Korean Air Lines said on the 19th that based on annual synergies of more than 300 billion won after its merger with Asiana Airlines, it expects to offset integration expense of about 900 billion won to 1 trillion won starting at the end of 2028.

Korean Air Lines stated accordingly at a shareholder meeting held that afternoon at the headquarters of Korea Investment & Securities Co. in Yeouido, Yeongdeungpo District, Seoul. The meeting was attended by Vice Chairman Woo Kee-Hong of Korean Air Lines, Executive Vice President for the institutional sector Ha Eun-yong, and Managing Director for the Corporate Strategy Division Choi Young-ho, among other key executives.

Korean Air Lines Vice Chairman Woo Kee-Hong heads to the meeting room to attend a closed-door meeting with the Blue House and CEOs of the top 10 conglomerates at the Korea Chamber of Commerce and Industry in Jung District, Seoul, on Jan. 9. /Courtesy of News1

Korean Air Lines did not disclose specific profitability targets such as operating profit after the merger that day, but it expected an annual integration synergy effect of about 300 billion won. It plans to optimize the networks of Korean Air Lines and Asiana to boost synergies in both passenger and cargo businesses.

In the passenger institutional sector, the two companies will spread out overlapping-time flights. In the cargo institutional sector, cargo volume from Asiana Airlines' passenger aircraft will be linked to Korean Air Lines' global network. In the maintenance institutional sector, Korean Air Lines will directly handle volumes that had relied on overseas providers, reducing expense as well.

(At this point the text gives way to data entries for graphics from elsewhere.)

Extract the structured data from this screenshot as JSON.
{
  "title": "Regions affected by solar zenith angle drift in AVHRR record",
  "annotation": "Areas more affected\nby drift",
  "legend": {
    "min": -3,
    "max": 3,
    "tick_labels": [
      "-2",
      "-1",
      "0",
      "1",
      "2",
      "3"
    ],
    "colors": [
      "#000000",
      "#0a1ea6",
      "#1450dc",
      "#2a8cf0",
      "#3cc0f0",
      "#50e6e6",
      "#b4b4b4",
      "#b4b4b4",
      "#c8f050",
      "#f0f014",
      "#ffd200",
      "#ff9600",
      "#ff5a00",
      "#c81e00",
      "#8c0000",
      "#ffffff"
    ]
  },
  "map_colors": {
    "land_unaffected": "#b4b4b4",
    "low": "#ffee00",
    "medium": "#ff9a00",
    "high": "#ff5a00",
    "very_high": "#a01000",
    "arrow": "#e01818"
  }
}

Executive Vice President Park Hee-don, head of the Corporate Strategy Division at Korean Air Lines, said, "Estimated integration expense is about 900 billion won to 1 trillion won," adding, "Synergies are about 300 billion won annually." Park continued, "We are currently analyzing strategically how to raise margins, and it may exceed market analyses," and explained, "From the end of 2028 or early 2029, we will offset the expense投入 for integration."

Based on this, Korean Air Lines envisions growing into a global airline with annual revenue of 23 trillion won. Once the two companies complete their integration, Korean Air Lines will have a fleet of about 230 aircraft and a route network serving about 120 cities.

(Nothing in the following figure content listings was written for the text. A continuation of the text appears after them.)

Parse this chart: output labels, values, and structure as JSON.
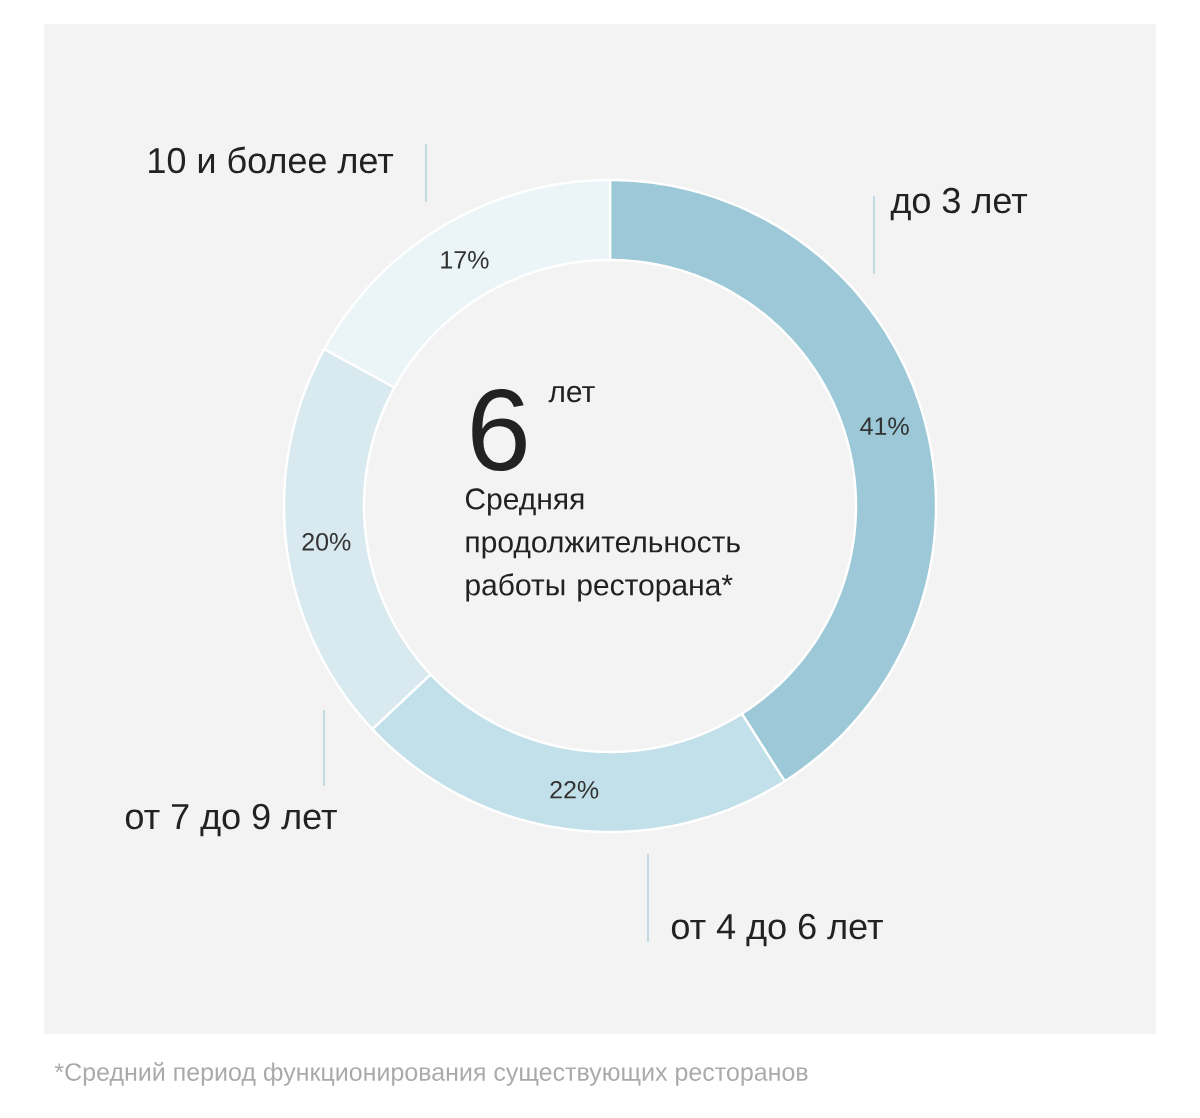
{
  "chart_data": {
    "type": "donut",
    "categories": [
      "до 3 лет",
      "от 4 до 6 лет",
      "от 7 до 9 лет",
      "10 и более лет"
    ],
    "values": [
      41,
      22,
      20,
      17
    ],
    "colors": [
      "#9cc8d7",
      "#c2e0e9",
      "#d8e9ef",
      "#ebf4f7"
    ],
    "value_labels": [
      "41%",
      "22%",
      "20%",
      "17%"
    ],
    "annotations": [
      "6",
      "лет",
      "Средняя продолжительность работы ресторана*",
      "*Средний период функционирования существующих ресторанов"
    ]
  }
}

Vice Chairman Woo said of the merger, "There were hurdles as we went through rigorous reviews by overseas competition authorities, but we have successfully reached the final stage of integration," adding, "This unprecedented integration between flag carriers will go beyond the physical combination of two airlines to reshape the aviation industry and build a competitive aviation ecosystem."

Korean Air Lines plans to obtain merger approval from the Ministry of Land, Infrastructure and Transport (MOLIT) by the end of June, then proceed with approval of the securities registration statement by the Financial Supervisory Service and Asiana Airlines' shareholders' meeting in Aug. The merger ratio is 0.2736432 share of Asiana Airlines per 1 share of Korean Air Lines. A shareholder holding 1 common share of Asiana Airlines will receive about 0.27 new share of Korean Air Lines.